LXXVI.


Die übernatürliche Korn-Pyramiden.

[798] Die Gelehrten halten insgemein dafür / der Teufel könne solche Dinge / welche / aus freyem Willen / geschehen / nicht gewiß vorher verkündigen; nemlich solche / die absolut / und vollkömmlich / an dem Willen GOttes hangen; als da sind die Gubernamenten /Regier- und Verändrungen der Herrschafften / Königreichen und Republicken: weil die Hertzen der Könige in GOttes Hand seynd / der sie lencket / wie die Wasser-Bäche: Hernach auch solche / welche / aus freyem menschlichem Willen / erfolgen; als / zum Exempel / was ich morgen vornehmen / thun / und gedencken werde: Und drittens / solche / die / allerdings zufälliger Weise / sich zutragen werden; so lange sie annoch keine gewisse und abgezielte Ursach haben.

Ich vermeyne aber / weil der Satan täglich wachet /für die Zerrütt- und Verunruhigung der Regimenter /so könne er doch / aus denen von GOTT ihm gesetzten / Schrancken hierinn viel mutmassen.

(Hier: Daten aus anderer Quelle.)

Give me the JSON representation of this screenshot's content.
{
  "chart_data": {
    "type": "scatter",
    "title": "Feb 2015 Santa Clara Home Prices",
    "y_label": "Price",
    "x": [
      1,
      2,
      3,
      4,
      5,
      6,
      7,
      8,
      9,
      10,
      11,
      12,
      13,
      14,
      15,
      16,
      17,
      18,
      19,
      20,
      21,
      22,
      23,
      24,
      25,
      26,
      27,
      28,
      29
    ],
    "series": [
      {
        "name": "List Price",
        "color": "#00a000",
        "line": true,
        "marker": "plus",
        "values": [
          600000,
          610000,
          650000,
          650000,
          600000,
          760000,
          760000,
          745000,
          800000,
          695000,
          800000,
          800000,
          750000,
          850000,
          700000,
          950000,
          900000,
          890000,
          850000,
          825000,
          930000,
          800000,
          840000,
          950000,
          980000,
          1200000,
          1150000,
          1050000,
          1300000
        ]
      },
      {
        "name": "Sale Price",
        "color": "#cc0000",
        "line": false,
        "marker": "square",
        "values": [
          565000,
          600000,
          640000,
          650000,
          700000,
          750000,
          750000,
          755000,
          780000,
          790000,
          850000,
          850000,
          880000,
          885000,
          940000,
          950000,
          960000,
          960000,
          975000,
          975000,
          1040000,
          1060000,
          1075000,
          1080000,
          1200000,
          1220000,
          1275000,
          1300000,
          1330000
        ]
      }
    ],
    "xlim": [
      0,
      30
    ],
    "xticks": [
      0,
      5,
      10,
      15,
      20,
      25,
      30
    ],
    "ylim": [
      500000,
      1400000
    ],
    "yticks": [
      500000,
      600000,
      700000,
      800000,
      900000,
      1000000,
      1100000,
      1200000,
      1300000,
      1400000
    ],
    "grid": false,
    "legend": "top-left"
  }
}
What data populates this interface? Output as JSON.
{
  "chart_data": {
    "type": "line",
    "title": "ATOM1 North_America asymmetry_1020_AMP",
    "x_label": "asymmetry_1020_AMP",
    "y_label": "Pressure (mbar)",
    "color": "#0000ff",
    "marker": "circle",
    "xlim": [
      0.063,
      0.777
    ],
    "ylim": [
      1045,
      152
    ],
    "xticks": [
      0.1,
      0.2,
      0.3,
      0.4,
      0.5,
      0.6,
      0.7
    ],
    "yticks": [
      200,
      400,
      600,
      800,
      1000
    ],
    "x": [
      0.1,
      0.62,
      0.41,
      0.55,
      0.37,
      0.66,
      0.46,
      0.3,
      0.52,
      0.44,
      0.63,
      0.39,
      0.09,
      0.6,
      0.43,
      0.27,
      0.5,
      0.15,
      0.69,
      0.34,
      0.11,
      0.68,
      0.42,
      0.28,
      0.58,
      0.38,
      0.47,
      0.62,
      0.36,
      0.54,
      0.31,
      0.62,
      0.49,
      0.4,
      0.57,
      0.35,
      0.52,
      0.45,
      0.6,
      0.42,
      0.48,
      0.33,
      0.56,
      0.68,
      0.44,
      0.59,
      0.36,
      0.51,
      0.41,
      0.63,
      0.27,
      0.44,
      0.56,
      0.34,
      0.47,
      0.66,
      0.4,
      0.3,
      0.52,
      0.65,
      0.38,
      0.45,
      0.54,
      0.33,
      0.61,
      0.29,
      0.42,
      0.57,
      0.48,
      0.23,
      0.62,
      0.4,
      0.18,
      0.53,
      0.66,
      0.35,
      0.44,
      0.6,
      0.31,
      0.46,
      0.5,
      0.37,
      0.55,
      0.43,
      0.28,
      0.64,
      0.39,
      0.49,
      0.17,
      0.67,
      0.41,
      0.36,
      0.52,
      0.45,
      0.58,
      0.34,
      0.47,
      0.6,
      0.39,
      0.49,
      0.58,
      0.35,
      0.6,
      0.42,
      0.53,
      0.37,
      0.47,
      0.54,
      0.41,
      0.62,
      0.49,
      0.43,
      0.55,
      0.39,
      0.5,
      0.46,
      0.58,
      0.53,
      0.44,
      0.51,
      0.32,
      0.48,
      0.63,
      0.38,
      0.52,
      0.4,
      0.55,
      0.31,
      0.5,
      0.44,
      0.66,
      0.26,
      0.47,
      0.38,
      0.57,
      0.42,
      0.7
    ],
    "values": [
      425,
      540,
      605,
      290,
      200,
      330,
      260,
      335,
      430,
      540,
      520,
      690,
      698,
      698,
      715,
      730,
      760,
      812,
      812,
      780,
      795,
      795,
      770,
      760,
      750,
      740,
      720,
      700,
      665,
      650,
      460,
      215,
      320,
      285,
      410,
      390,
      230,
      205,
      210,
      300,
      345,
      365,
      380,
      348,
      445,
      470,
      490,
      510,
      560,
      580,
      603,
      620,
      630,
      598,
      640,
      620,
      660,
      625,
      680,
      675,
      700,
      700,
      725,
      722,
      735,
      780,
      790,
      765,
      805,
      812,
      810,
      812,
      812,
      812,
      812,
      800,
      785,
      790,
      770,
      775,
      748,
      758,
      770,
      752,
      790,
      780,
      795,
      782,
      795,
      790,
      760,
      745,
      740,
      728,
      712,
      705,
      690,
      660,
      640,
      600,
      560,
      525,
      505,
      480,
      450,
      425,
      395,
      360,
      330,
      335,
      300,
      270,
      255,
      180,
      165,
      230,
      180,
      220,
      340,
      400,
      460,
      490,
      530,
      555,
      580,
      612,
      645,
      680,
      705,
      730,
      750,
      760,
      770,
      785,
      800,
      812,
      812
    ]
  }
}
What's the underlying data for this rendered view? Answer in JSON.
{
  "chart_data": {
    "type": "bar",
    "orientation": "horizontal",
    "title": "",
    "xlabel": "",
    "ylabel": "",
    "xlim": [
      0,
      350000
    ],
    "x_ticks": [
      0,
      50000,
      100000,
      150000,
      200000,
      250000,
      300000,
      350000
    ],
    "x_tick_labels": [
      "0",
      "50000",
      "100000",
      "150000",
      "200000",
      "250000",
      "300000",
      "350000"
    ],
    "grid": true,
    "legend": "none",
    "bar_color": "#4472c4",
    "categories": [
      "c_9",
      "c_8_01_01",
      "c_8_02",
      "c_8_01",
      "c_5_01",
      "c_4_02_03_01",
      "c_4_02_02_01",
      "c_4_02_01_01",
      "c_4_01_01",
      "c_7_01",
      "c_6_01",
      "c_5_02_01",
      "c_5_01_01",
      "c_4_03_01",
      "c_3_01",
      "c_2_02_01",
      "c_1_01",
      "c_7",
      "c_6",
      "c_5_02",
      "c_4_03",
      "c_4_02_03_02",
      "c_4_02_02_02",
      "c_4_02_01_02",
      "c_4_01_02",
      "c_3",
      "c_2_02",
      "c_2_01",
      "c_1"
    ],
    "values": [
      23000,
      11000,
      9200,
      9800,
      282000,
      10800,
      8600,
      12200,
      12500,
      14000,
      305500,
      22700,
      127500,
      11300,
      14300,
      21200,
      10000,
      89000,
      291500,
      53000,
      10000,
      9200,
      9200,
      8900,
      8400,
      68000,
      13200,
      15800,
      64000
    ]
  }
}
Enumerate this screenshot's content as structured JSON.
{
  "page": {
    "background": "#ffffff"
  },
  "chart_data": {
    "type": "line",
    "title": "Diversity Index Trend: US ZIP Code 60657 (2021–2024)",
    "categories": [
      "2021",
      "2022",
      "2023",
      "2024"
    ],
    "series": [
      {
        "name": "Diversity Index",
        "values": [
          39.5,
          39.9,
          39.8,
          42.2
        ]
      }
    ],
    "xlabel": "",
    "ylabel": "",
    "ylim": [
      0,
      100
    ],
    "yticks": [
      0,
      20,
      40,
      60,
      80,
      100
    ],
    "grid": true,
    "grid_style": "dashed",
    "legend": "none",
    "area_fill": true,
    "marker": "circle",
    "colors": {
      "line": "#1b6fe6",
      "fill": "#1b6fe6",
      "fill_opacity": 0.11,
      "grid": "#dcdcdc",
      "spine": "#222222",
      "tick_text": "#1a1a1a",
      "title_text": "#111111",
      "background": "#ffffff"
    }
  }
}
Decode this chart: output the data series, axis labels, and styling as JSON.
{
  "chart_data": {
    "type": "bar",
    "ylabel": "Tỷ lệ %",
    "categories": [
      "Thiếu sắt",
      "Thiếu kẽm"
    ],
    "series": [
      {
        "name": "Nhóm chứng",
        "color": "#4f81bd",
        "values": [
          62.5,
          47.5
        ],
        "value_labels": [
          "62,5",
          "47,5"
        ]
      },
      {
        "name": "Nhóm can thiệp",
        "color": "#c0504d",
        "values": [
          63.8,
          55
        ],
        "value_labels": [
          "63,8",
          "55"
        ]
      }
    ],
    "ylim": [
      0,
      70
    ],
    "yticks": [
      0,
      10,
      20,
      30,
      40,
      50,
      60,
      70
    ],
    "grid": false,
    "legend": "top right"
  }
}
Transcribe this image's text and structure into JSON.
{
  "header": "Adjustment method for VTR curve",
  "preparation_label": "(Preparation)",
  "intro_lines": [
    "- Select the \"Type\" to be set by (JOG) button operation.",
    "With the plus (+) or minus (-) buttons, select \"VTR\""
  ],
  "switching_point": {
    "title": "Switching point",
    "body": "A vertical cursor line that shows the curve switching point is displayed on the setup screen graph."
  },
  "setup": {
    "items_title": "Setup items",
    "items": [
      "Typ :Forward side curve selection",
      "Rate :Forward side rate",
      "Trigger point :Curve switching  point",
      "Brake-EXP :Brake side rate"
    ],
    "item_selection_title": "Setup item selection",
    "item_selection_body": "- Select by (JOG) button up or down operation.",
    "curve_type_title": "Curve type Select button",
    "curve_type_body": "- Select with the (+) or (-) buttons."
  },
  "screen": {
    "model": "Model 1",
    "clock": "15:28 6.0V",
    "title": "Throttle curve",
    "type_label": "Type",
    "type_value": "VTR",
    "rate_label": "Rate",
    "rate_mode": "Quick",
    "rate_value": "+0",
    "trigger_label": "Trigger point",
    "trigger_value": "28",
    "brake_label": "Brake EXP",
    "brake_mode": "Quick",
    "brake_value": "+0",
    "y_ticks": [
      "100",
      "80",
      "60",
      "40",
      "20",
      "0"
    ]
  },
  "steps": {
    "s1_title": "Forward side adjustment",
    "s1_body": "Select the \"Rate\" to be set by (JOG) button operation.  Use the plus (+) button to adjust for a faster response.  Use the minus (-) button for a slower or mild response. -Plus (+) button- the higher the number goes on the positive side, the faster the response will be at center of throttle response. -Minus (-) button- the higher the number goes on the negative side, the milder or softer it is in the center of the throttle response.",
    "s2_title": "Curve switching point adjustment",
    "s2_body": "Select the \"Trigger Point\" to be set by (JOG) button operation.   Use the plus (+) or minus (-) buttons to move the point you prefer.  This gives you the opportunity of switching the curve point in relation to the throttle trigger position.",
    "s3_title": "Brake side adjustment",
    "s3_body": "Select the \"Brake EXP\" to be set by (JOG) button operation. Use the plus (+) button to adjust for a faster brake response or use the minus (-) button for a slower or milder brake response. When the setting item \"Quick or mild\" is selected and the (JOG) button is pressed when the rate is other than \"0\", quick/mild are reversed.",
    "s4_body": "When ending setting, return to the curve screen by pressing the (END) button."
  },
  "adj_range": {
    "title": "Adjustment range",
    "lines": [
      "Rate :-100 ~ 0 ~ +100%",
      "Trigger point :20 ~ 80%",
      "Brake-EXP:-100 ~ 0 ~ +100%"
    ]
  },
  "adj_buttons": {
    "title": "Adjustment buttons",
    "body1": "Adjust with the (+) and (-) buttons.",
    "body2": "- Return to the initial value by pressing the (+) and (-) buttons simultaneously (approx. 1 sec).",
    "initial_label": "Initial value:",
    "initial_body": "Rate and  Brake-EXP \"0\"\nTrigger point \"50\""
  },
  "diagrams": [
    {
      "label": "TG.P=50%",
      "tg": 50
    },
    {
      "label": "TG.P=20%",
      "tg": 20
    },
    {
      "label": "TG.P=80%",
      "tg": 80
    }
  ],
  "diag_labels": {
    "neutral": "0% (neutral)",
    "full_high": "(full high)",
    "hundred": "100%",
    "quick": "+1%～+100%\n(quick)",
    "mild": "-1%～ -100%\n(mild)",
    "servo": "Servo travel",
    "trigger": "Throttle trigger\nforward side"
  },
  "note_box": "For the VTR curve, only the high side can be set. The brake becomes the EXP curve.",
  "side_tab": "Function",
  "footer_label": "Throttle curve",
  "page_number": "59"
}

Fürs Andre / kann der Teufel / aus denen Sachen /so ihm bewusst / viel wahrscheinliches schliessen /und / nach solcher seiner Vermutung / vorher sagen. Denn durch seine lange und unzehlich-viele Anmerckungen / hat er eine grosse Erfahrung erlangt. Zu dem ist er auch mit englischer[799] Scharffsinnigkeit begabt / und verstehet gar stattlich die Kräffte der Natur / auch wozu dieselbe den menschlichen Willen / vermittelst der begierlichen Krafft / Gemüts-Regungen /und auch äusserlichen Sinnen / reitzen und neigen können. Er weiß aller Menschen Temperament / samt den Affecten / und was daraus für Würckungen zu entstehn pflegen. Daher kommts / daß er offt / auf ein Haar / eintrifft / mit seiner Vordeutung / was die Leute beginnen werden; oder / daß GOtt dieses oder jenes Volck straffen / dieses oder jenes Kriegsheer /durch Schwert / Hunger / und Pestilentz / umkommen / dieser Mensch von jenem getödtet / oder ein Fürst vom Thron künfftig gestürtzt werde: Denn auch dieses kann er / aus dem Eyfer und starcker Verbündniß der Zusammgeschwornen / oder Unachtsamkeit und Unfürsichtigkeit deß Fürstens / abnehmen.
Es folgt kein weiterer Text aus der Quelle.